Widhi pernah punya pengalaman mengantar pasien suspek Covid ke Rumah Sakit Daerah (RSUD) Merah Putih Magelang. Pasien adalah salah satu pengungsi Merapi di posko pengungsian Deyangan.  

“Sama yang ngurus pengungsinya dikasih tahu tolong di-escort ini ada yang suspek (Covid). Yang minta tolong driver ambulan, sudah pakai APD. Kami antar sampai masuk rumah sakit, tapi masih jaga jarak. Kalau takut sih iya. Tapi gimana ya kami kan kegiatan di lapangan," jelasnya.

Soal keselamatan berkendara jadi yang utama bagi para relawan pengawal ambulan. Etika sopan santun dan tidak ugal-ugalan saat membuka jalan juga sama pentingnya.

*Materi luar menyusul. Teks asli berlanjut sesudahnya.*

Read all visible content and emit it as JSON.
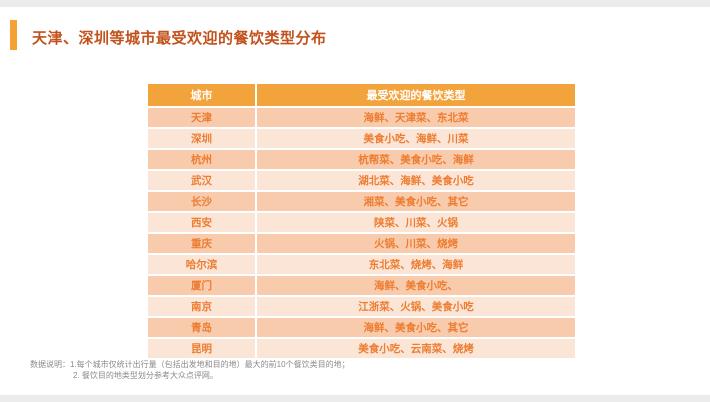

Meski di beberapa wilayah Polda melarang pengawalan ambulan oleh warga sipil, fungsi mereka tetap dibutuhkan. Terlebih disaat kesadaran pengguna jalan soal mengutamakan kendaraan darurat masih minim.

Diakhir obrolan kami, Widhi sempat melontarkan niatnya untuk melanjutkan kegiatan menjadi relawan pengawalan ambulan di tempatya bekerja nanti di Kerawang.

“Kalau pas lagi sama keluarga bawa mobil, terkadang ada rasa pengen turun dari mobil, misal lihat pas macet ada ambulan kejebak. Ada rasa pengen turun dari mobil dan buka jalan untuk ambulan. Sudah reflek," pungkasnya.